PPOL 6801 - Text as Data - Computational Linguistics

Week 10: Word Embeddings II

Professor: Tiago Ventura

Plans for Today:

Neural Networks: rely on the idea of self-supervision
- use unlabeled data and use words to predict sequence
- the famous word2vec algorithm
  - Skipgram: predicts context words
  - Continuous Bag of Words: predict center word

Count-based methods: look at how often words co-occur with neighbors.
- Use this matrix, and use some factorization to retrieve vectors for the words
- Fast, not computationally intensive, but not the best representation, because it is not fully local
- This approach is somewhat implemented by the “GloVE” algorithm

We saw ONE way to estimate word vectors with neural networks: Word2Vec
However, at this point in time, we actually do not really use Word2Vec embedding in modern DL
Consider Word2Vec as a general approach of learn dense representation of words via self-supervision.
But… you will have many many many distinct NN architectures doing this.

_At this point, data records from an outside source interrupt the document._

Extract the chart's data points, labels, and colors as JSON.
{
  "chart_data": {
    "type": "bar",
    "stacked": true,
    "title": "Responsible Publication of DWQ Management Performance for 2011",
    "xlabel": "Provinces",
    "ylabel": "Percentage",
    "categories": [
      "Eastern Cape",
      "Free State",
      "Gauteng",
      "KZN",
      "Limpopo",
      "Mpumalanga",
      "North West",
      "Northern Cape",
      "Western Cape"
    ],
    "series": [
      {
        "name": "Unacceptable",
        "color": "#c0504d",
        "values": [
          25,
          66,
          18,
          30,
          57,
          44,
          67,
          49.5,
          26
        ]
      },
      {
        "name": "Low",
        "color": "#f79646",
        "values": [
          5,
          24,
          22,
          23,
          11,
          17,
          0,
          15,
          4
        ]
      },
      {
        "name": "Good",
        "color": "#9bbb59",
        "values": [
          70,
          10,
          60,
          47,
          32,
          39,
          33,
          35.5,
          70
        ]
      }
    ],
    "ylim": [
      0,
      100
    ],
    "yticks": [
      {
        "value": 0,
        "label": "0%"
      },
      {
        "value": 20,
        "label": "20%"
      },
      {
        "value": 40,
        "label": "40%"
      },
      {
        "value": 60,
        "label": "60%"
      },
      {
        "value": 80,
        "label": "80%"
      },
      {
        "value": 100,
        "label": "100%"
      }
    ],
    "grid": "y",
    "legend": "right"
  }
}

Count-based methods rely on word co-occurrence to learn embeddings:

Compute Unigram Probabilities: Measure how often each word appears in the corpus
Compute Word Co-occurrences: Count how often words appear together across the entire corpus
Calculate PMI (Pointwise Mutual Information): Measures how much more often two words co-occur than expected by chance

\[ PMI(\text{word}_1, \text{word}_2) = \log \frac{P(\text{word}_1, \text{word}_2)}{P(\text{word}_1) \, P(\text{word}_2)} \]

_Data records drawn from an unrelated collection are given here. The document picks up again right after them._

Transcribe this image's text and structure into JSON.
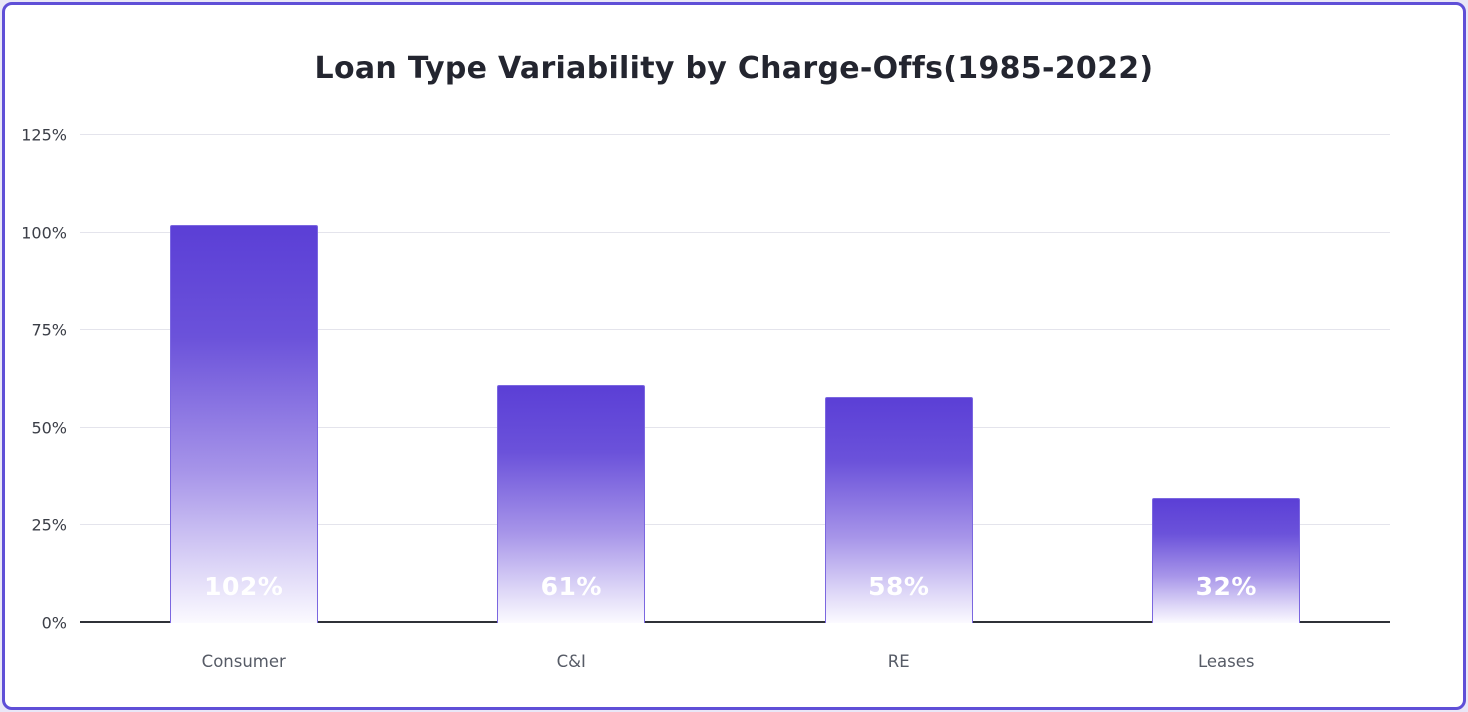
{
  "frame": {
    "border_color": "#5f4fd7",
    "background_color": "#ffffff",
    "outer_background_color": "#e9e7f7"
  },
  "chart_data": {
    "type": "bar",
    "title": "Loan Type Variability by Charge-Offs(1985-2022)",
    "categories": [
      "Consumer",
      "C&I",
      "RE",
      "Leases"
    ],
    "values": [
      102,
      61,
      58,
      32
    ],
    "value_labels": [
      "102%",
      "61%",
      "58%",
      "32%"
    ],
    "xlabel": "",
    "ylabel": "",
    "ylim": [
      0,
      125
    ],
    "yticks": [
      0,
      25,
      50,
      75,
      100,
      125
    ],
    "ytick_labels": [
      "0%",
      "25%",
      "50%",
      "75%",
      "100%",
      "125%"
    ],
    "grid": true,
    "legend": false,
    "colors": {
      "bar_top": "#5b3fd6",
      "bar_bottom": "#fbfaff",
      "bar_border": "#7b67e0",
      "bar_value_label": "#ffffff",
      "gridline": "#e4e4ec",
      "axis_line": "#2f3138",
      "title_text": "#23252f",
      "tick_text": "#3b3e47",
      "category_text": "#565b66"
    }
  }
}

Construct a Co-occurrence Matrix: Store PMI values in a large word-by-word matrix
Apply Singular Value Decomposition (SVD): Reduce the matrix to extract meaningful lower-dimensional word vectors

SVD is a matrix factorization technique used in linear algebra and data science
Reduces dimensionality by identifying important patterns in data: splits the matrix into fundamental patterns (singular vectors), ranked by importance (singular values)
- Love this youtube video here: https://www.youtube.com/watch?v=vSczTbgc8Rc
Glove algorithm is a variation of this approach.

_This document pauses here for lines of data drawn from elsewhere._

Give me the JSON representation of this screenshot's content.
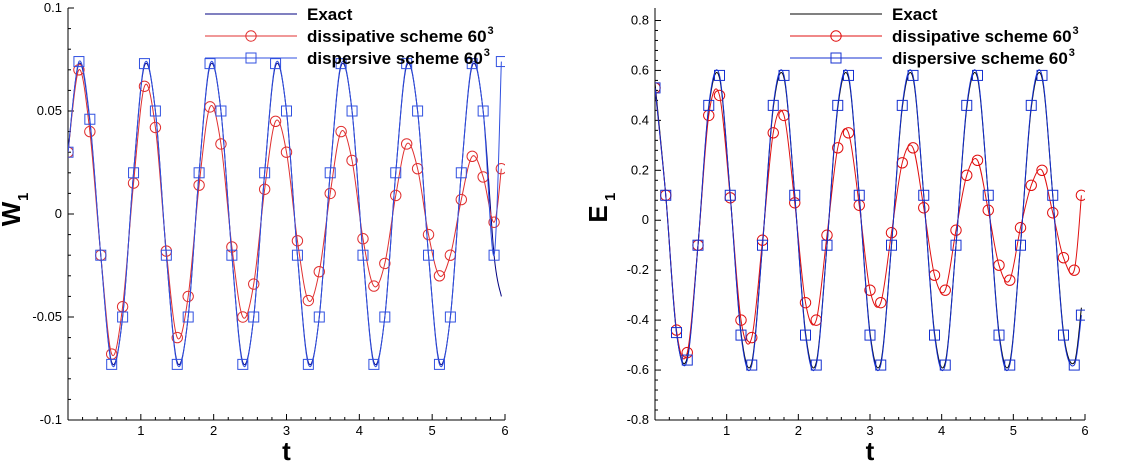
{
  "chart_data": [
    {
      "type": "line",
      "id": "w1",
      "xlabel": "t",
      "ylabel": {
        "main": "W",
        "subscript": "1"
      },
      "xlim": [
        0,
        6
      ],
      "ylim": [
        -0.1,
        0.1
      ],
      "xticks": [
        1,
        2,
        3,
        4,
        5,
        6
      ],
      "xtick_labels": [
        "1",
        "2",
        "3",
        "4",
        "5",
        "6"
      ],
      "yticks": [
        -0.1,
        -0.05,
        0,
        0.05,
        0.1
      ],
      "ytick_labels": [
        "-0.1",
        "-0.05",
        "0",
        "0.05",
        "0.1"
      ],
      "grid": false,
      "legend_placement": "top-center",
      "series": [
        {
          "name": "Exact",
          "color": "#000080",
          "marker": "none",
          "legend_sup": "",
          "x": [
            0,
            0.15,
            0.3,
            0.45,
            0.6,
            0.75,
            0.9,
            1.05,
            1.2,
            1.35,
            1.5,
            1.65,
            1.8,
            1.95,
            2.1,
            2.25,
            2.4,
            2.55,
            2.7,
            2.85,
            3.0,
            3.15,
            3.3,
            3.45,
            3.6,
            3.75,
            3.9,
            4.05,
            4.2,
            4.35,
            4.5,
            4.65,
            4.8,
            4.95,
            5.1,
            5.25,
            5.4,
            5.55,
            5.7,
            5.85,
            5.95
          ],
          "y": [
            0.03,
            0.073,
            0.045,
            -0.02,
            -0.072,
            -0.05,
            0.02,
            0.072,
            0.05,
            -0.02,
            -0.072,
            -0.05,
            0.02,
            0.072,
            0.05,
            -0.02,
            -0.072,
            -0.05,
            0.02,
            0.072,
            0.05,
            -0.02,
            -0.072,
            -0.05,
            0.02,
            0.072,
            0.05,
            -0.02,
            -0.072,
            -0.05,
            0.02,
            0.072,
            0.05,
            -0.02,
            -0.072,
            -0.05,
            0.02,
            0.072,
            0.05,
            -0.02,
            -0.04
          ]
        },
        {
          "name": "dissipative scheme 60",
          "color": "#e03030",
          "marker": "circle",
          "legend_sup": "3",
          "x": [
            0,
            0.15,
            0.3,
            0.45,
            0.6,
            0.75,
            0.9,
            1.05,
            1.2,
            1.35,
            1.5,
            1.65,
            1.8,
            1.95,
            2.1,
            2.25,
            2.4,
            2.55,
            2.7,
            2.85,
            3.0,
            3.15,
            3.3,
            3.45,
            3.6,
            3.75,
            3.9,
            4.05,
            4.2,
            4.35,
            4.5,
            4.65,
            4.8,
            4.95,
            5.1,
            5.25,
            5.4,
            5.55,
            5.7,
            5.85,
            5.95
          ],
          "y": [
            0.03,
            0.07,
            0.04,
            -0.02,
            -0.068,
            -0.045,
            0.015,
            0.062,
            0.042,
            -0.018,
            -0.06,
            -0.04,
            0.014,
            0.052,
            0.034,
            -0.016,
            -0.05,
            -0.034,
            0.012,
            0.045,
            0.03,
            -0.013,
            -0.042,
            -0.028,
            0.01,
            0.04,
            0.026,
            -0.012,
            -0.035,
            -0.024,
            0.009,
            0.034,
            0.022,
            -0.01,
            -0.03,
            -0.02,
            0.007,
            0.028,
            0.018,
            -0.004,
            0.022
          ]
        },
        {
          "name": "dispersive scheme 60",
          "color": "#3050e0",
          "marker": "square",
          "legend_sup": "3",
          "x": [
            0,
            0.15,
            0.3,
            0.45,
            0.6,
            0.75,
            0.9,
            1.05,
            1.2,
            1.35,
            1.5,
            1.65,
            1.8,
            1.95,
            2.1,
            2.25,
            2.4,
            2.55,
            2.7,
            2.85,
            3.0,
            3.15,
            3.3,
            3.45,
            3.6,
            3.75,
            3.9,
            4.05,
            4.2,
            4.35,
            4.5,
            4.65,
            4.8,
            4.95,
            5.1,
            5.25,
            5.4,
            5.55,
            5.7,
            5.85,
            5.95
          ],
          "y": [
            0.03,
            0.074,
            0.046,
            -0.02,
            -0.073,
            -0.05,
            0.02,
            0.073,
            0.05,
            -0.02,
            -0.073,
            -0.05,
            0.02,
            0.073,
            0.05,
            -0.02,
            -0.073,
            -0.05,
            0.02,
            0.073,
            0.05,
            -0.02,
            -0.073,
            -0.05,
            0.02,
            0.073,
            0.05,
            -0.02,
            -0.073,
            -0.05,
            0.02,
            0.073,
            0.05,
            -0.02,
            -0.073,
            -0.05,
            0.02,
            0.073,
            0.05,
            -0.02,
            0.074
          ]
        }
      ]
    },
    {
      "type": "line",
      "id": "e1",
      "xlabel": "t",
      "ylabel": {
        "main": "E",
        "subscript": "1"
      },
      "xlim": [
        0,
        6
      ],
      "ylim": [
        -0.8,
        0.85
      ],
      "xticks": [
        1,
        2,
        3,
        4,
        5,
        6
      ],
      "xtick_labels": [
        "1",
        "2",
        "3",
        "4",
        "5",
        "6"
      ],
      "yticks": [
        -0.8,
        -0.6,
        -0.4,
        -0.2,
        0,
        0.2,
        0.4,
        0.6,
        0.8
      ],
      "ytick_labels": [
        "-0.8",
        "-0.6",
        "-0.4",
        "-0.2",
        "0",
        "0.2",
        "0.4",
        "0.6",
        "0.8"
      ],
      "grid": false,
      "legend_placement": "top-center",
      "series": [
        {
          "name": "Exact",
          "color": "#000000",
          "marker": "none",
          "legend_sup": "",
          "x": [
            0,
            0.15,
            0.3,
            0.45,
            0.6,
            0.75,
            0.9,
            1.05,
            1.2,
            1.35,
            1.5,
            1.65,
            1.8,
            1.95,
            2.1,
            2.25,
            2.4,
            2.55,
            2.7,
            2.85,
            3.0,
            3.15,
            3.3,
            3.45,
            3.6,
            3.75,
            3.9,
            4.05,
            4.2,
            4.35,
            4.5,
            4.65,
            4.8,
            4.95,
            5.1,
            5.25,
            5.4,
            5.55,
            5.7,
            5.85,
            5.95
          ],
          "y": [
            0.55,
            0.1,
            -0.45,
            -0.55,
            -0.1,
            0.45,
            0.57,
            0.1,
            -0.45,
            -0.57,
            -0.1,
            0.45,
            0.57,
            0.1,
            -0.45,
            -0.57,
            -0.1,
            0.45,
            0.57,
            0.1,
            -0.45,
            -0.57,
            -0.1,
            0.45,
            0.57,
            0.1,
            -0.45,
            -0.57,
            -0.1,
            0.45,
            0.57,
            0.1,
            -0.45,
            -0.57,
            -0.1,
            0.45,
            0.57,
            0.1,
            -0.45,
            -0.57,
            -0.35
          ]
        },
        {
          "name": "dissipative scheme 60",
          "color": "#e01010",
          "marker": "circle",
          "legend_sup": "3",
          "x": [
            0,
            0.15,
            0.3,
            0.45,
            0.6,
            0.75,
            0.9,
            1.05,
            1.2,
            1.35,
            1.5,
            1.65,
            1.8,
            1.95,
            2.1,
            2.25,
            2.4,
            2.55,
            2.7,
            2.85,
            3.0,
            3.15,
            3.3,
            3.45,
            3.6,
            3.75,
            3.9,
            4.05,
            4.2,
            4.35,
            4.5,
            4.65,
            4.8,
            4.95,
            5.1,
            5.25,
            5.4,
            5.55,
            5.7,
            5.85,
            5.95
          ],
          "y": [
            0.53,
            0.1,
            -0.44,
            -0.53,
            -0.1,
            0.42,
            0.5,
            0.09,
            -0.4,
            -0.47,
            -0.08,
            0.35,
            0.42,
            0.07,
            -0.33,
            -0.4,
            -0.06,
            0.29,
            0.35,
            0.06,
            -0.28,
            -0.33,
            -0.05,
            0.23,
            0.29,
            0.05,
            -0.22,
            -0.28,
            -0.04,
            0.18,
            0.24,
            0.04,
            -0.18,
            -0.24,
            -0.03,
            0.14,
            0.2,
            0.03,
            -0.15,
            -0.2,
            0.1
          ]
        },
        {
          "name": "dispersive scheme 60",
          "color": "#1530d0",
          "marker": "square",
          "legend_sup": "3",
          "x": [
            0,
            0.15,
            0.3,
            0.45,
            0.6,
            0.75,
            0.9,
            1.05,
            1.2,
            1.35,
            1.5,
            1.65,
            1.8,
            1.95,
            2.1,
            2.25,
            2.4,
            2.55,
            2.7,
            2.85,
            3.0,
            3.15,
            3.3,
            3.45,
            3.6,
            3.75,
            3.9,
            4.05,
            4.2,
            4.35,
            4.5,
            4.65,
            4.8,
            4.95,
            5.1,
            5.25,
            5.4,
            5.55,
            5.7,
            5.85,
            5.95
          ],
          "y": [
            0.53,
            0.1,
            -0.45,
            -0.56,
            -0.1,
            0.46,
            0.58,
            0.1,
            -0.46,
            -0.58,
            -0.1,
            0.46,
            0.58,
            0.1,
            -0.46,
            -0.58,
            -0.1,
            0.46,
            0.58,
            0.1,
            -0.46,
            -0.58,
            -0.1,
            0.46,
            0.58,
            0.1,
            -0.46,
            -0.58,
            -0.1,
            0.46,
            0.58,
            0.1,
            -0.46,
            -0.58,
            -0.1,
            0.46,
            0.58,
            0.1,
            -0.46,
            -0.58,
            -0.38
          ]
        }
      ]
    }
  ]
}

Let’s discuss now several applications of embeddings on social science papers. These paper show:

How to use embeddings to track semantic changes over time
How to use embeddings to measure emotion in political language.
How to use embeddings to measure gender and ethnic stereotypes
And a favorite of political scientists, how to use embeddings to measure ideology.

Work in pairs
Each pair will select one of the five applied papers for this week
Prepare a presentation about this paper for your colleagues (30min)
Your presentation needs to answer three key questions:
- How are word embeddings used?
- What substantive/applied insights are extracted from the embeddings approach?
- Could this be done with non-embeddings methods (any of the things we saw before embeddings)?
Every group will have 5 minutes to present

Rodman, E., 2020. A Timely Intervention: Tracking the Changing Meanings of Political Concepts with Word Vectors. Political Analysis, 28(1), pp.87-111.
Gennaro, Gloria, and Elliott Ash. “Emotion and reason in political language.” The Economic Journal 132, no. 643 (2022): 1037-1059.
Rheault, Ludovic, and Christopher Cochrane. “Word embeddings for the analysis of ideological placement in parliamentary corpora.” Political Analysis 28, no. 1 (2020): 112-133.
Austin C. Kozlowski, Austin C., Matt Taddy, and James A. Evans. 2019. “The Geometry of Culture: Analyzing the Meanings of Class through Word Embeddings.” American Sociological Review 84, no. 5: 905–49.
Garg, Nikhil, Londa Schiebinger, Dan Jurafsky and James Zou. 2018. “Word embeddings quantify 100 years of gender and ethnic stereotypes.” Proceedings of the National Academy of Sciences 115(16):E3635–E3644.